My Cozmo pump has a feature called "disconnect" where you can anticipate the basal insulin you're going to miss during the time you're disconnected and take it ahead of time. For a shower, I usually activate the feature for 15 minutes. It alerts you when the time is up in case you were to forget to reconnect.

This morning, I left the pump (in vibrate mode) on the bathroom counter and took a long shower.

After the 15 minutes was up, I heard it vibrating (buzz buzz buzz) and ignored it.

Washing out the conditioner (buzz buzz buzz),
shaving my legs (buzz buzz buzz).

Meanwhile, my fat black cat creeps closer. (buzz buzz buzz)
He's a ninja. (jingle jingle)
With a bell. (buzz buzz buzz)

(crash)
I hear the little cup with my wedding ring hit the floor.
(buzz buzz buzz) (jingle jingle)

(buzz buzz CRASH)
I look out of the shower and my pump is lying face down on the tile.



Thank goodness those things can take a hit.
Doesn't he look satisfied?
Ninja, I tell you.

Wednesday, January 14, 2009

Song of My-[diabetic]-Self

I wish you could know how I feel today,
I mean, how I wish you'd approach my diabetes today,
and that it may change in 20 minutes,
along with my blood sugar.


I wish I could describe the tedium,
the minutiae, the neverending carb count,
the guesstimation of medications imprecise in their implementation,
inconsistent in their absorption.


I wish you did not presume my plate was your business -
that I could have a handful of contraband from a candy dish
and joke like others about well-intentioned resolutions gone awry,
rather than endure the heavy weight of your judgmental mealtime gaze.

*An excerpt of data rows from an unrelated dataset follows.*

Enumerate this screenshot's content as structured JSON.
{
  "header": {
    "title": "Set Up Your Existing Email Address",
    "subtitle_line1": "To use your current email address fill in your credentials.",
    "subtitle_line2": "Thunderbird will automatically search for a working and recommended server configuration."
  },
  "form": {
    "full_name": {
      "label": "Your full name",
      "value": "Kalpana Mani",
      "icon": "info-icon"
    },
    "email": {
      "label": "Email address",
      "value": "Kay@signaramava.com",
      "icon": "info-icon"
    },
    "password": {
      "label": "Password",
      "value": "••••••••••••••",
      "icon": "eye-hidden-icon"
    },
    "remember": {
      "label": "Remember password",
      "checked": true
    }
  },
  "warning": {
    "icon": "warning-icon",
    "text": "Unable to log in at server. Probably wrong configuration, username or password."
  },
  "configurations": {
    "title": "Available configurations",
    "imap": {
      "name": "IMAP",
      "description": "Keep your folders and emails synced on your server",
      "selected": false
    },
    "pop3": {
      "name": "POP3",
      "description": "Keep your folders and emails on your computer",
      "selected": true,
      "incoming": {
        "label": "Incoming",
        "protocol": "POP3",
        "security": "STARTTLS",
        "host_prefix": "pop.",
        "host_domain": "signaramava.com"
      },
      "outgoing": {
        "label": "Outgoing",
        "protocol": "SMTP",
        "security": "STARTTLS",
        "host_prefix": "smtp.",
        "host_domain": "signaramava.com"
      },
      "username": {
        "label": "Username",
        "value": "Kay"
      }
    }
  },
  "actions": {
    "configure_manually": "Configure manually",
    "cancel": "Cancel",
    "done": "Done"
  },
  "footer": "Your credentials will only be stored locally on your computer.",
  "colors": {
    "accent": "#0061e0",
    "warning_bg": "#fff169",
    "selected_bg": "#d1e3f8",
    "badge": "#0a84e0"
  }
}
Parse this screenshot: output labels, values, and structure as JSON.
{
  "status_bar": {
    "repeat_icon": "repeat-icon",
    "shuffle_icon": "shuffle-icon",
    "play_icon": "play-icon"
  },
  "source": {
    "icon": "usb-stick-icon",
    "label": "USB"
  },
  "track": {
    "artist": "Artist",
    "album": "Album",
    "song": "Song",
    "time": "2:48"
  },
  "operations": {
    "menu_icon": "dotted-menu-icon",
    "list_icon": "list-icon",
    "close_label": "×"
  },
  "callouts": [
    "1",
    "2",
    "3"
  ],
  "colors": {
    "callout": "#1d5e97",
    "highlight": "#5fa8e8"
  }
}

I wish that there was language to describe
a disease that seems to those around me dormant at best,
but could cancel my season in the span of an afternoon
with an unforgiving missed dosage or an irretrievable forgotten snack.


I wish you could celebrate advances with me,
pumps, electronics, insulins, perspectives,
without thinking that technology makes it go away
or that my investments are because I need a lazy answer.


I wish you knew that I know what it feels like to be normal
as my pendulum swings past you on its daily ride,
watching you suspended so solidly when I know mostly the rocking,
rocking of my body between two extreme precipices.


I wish you had some concept of the goosepimpled, drunken-headed,
hunger quaking, speech slurring, vision blurring,
feet tumbling, knees folding, sweat-beaded,
night waking, intimacy killing, shower slipping lows.


Then by turns, you'd know the soul sucking, rage-a-holic,
organ poisoning, carb vomiting, drowsy headed,
stomach retching, red-faced, ketone crystaled,
sleep inducing, body breaking, coma coming highs.


And in between them and certainly in spite of them,
you'd know peace along a short-lived equator
where you suffer the tourists to look in through your windows
and tsk tsk with "if only she'd try harder."


My broken clock stops short of center tonight, and I wonder what I've successfully shared with you.

Too much, too little? And yet, isn't that my point?

I am the spirit bubble in the carpenter’s level, wiggling toward balance.

You will hardly know who I am or what I mean.


But I wish good health to you nevertheless.
Laughter in your lowest times, sobriety in your highs.
To all those burdened, keep encouraged.
We will pass one another on this sweep or the next.